C. TERAPI FARMAKOLOGI
1. Antikolinergik
Antikolinergik merupakan obat pertama yang digunakan untuk
penanganan vertigo, yang paling banyak dipakai adalah skopolamin dan
homatropin. Kedua preparat tersebut dapat juga dikombinasikan dalam satu
sediaan antivertigo. Antikolinergik berperan sebagai supresan vestibuler
melalui reseptor muskarinik. Pemberian antikolinergik per oral memberikan
efek rata-rata 4 jam, sedangkan gejala efek samping yang timbul terutama
berupa gejala-gejala penghambatan reseptor muskarinik sentral, seperti
gangguan memori dan kebingungan (terutama pada populasi lanjut usia),
ataupun gejala-gejala penghambatan muskarinik perifer, seperti gangguan
visual, mulut kering, konstipasi, dan gangguan berkemih.
2. Antihistamin
Penghambat reseptor histamin-1 (H-1 blocker) saat ini merupakan
antivertigo yang paling banyak diresepkan untuk kasus vertigo, dan termasuk
di antaranya adalah difenhidramin, siklizin, dimenhidrinat, meklozin, dan
prometazin.
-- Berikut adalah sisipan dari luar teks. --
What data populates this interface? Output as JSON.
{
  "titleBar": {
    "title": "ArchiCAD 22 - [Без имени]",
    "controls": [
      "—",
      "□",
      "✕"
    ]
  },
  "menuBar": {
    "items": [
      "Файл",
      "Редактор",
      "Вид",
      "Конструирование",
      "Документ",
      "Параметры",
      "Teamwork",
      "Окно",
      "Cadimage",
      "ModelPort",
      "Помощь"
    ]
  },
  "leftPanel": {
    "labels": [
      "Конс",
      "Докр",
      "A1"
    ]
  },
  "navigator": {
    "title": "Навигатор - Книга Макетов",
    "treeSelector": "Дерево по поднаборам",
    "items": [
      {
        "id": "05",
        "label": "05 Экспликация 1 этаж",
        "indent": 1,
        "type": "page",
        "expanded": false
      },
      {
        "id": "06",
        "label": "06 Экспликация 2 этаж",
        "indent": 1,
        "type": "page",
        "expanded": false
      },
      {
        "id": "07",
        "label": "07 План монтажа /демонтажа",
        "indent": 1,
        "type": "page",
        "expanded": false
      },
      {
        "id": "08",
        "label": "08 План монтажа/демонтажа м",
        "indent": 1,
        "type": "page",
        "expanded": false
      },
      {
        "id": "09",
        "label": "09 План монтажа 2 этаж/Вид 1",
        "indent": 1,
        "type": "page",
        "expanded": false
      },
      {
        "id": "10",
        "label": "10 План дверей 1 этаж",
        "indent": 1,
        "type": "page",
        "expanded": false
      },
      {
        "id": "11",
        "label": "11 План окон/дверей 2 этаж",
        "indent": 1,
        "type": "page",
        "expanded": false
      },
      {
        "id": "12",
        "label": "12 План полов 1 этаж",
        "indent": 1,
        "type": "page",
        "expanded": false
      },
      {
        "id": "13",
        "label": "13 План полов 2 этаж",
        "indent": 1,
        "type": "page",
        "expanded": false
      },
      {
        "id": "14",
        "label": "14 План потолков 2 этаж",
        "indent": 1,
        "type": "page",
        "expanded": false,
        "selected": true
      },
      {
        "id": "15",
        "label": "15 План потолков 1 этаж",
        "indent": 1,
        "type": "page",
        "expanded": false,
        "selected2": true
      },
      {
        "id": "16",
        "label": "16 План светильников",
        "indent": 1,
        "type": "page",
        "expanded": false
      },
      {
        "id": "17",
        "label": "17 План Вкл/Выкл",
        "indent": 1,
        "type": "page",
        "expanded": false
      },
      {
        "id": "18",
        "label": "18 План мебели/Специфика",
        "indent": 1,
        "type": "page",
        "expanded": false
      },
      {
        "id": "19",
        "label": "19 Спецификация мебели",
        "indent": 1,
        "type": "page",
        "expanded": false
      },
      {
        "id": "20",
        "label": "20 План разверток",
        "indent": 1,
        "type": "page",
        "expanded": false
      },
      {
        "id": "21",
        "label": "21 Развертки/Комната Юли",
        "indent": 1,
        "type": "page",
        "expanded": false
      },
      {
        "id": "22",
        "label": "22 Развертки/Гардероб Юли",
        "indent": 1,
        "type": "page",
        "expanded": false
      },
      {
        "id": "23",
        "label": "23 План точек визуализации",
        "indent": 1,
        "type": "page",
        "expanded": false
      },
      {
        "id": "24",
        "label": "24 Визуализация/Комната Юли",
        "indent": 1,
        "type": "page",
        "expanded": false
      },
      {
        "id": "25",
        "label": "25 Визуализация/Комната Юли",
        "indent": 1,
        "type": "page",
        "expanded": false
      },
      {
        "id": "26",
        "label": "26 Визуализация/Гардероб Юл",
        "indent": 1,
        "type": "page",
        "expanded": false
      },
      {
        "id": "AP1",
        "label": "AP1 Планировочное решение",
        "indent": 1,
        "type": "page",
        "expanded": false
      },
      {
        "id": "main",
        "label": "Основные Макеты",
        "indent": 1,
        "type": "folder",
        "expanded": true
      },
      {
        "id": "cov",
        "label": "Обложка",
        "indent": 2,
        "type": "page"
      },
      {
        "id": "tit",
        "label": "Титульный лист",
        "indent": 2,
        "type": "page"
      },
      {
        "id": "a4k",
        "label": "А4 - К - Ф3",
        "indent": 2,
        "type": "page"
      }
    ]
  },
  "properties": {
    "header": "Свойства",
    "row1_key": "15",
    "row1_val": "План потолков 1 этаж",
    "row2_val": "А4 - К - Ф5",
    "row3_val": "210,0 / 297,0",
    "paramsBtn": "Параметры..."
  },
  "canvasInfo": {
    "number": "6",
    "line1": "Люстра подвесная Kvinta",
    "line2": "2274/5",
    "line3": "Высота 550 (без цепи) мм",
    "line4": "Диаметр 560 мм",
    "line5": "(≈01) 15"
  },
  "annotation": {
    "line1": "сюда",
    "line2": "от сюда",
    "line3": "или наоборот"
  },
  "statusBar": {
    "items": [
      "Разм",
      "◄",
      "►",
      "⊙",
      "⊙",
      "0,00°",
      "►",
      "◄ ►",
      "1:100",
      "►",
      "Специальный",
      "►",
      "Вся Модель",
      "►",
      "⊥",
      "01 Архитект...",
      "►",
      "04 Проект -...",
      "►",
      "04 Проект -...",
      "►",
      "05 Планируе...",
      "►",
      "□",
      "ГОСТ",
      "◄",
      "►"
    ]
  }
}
Mekanisme antihistamin sebagai supresan vestibuler tidak banyak
diketahui, tetapi diperkirakan juga mempunyai efek terhadap reseptor histamin
sentral. Antihistamin mungkin juga mempunyai potensi dalam mencegah dan
memperbaiki motion sickness. Efek sedasi merupakan efek samping utama
dari pemberian penghambat histamin-1. Obat ini biasanya diberikan per oral,
dengan lama kerja bervariasi mulai dari 4 jam (misalnya, siklizin) sampai 12
jam (misalnya, meklozin).
3. Histaminergik
Obat kelas ini diwakili oleh betahistin yang digunakan sebagai
antivertigo di beberapa negara Eropa, tetapi tidak di Amerika. Betahistin
sendiri merupakan prekursor histamin. Efek antivertigo betahistin diperkirakan
berasal dari efek vasodilatasi, perbaikan aliran darah pada mikrosirkulasi di
daerah telinga tengah dan sistem vestibuler. Pada pemberian per oral,
betahistin diserap dengan baik, dengan kadar puncak tercapai dalam waktu
sekitar 4 jam. Efek samping relatif jarang, termasuk di antaranya keluhan
nyeri kepala dan mual.
4. Antidopaminergik
Antidopaminergik biasanya digunakan untuk mengontrol keluhan mual
pada pasien dengan gejala mirip vertigo. Sebagian besar antidopaminergik
merupakan neuroleptik. Efek antidopaminergik pada vestibuler tidak diketahui
dengan pasti, tetapi diperkirakan bahwa antikolinergik dan antihistaminik (H1)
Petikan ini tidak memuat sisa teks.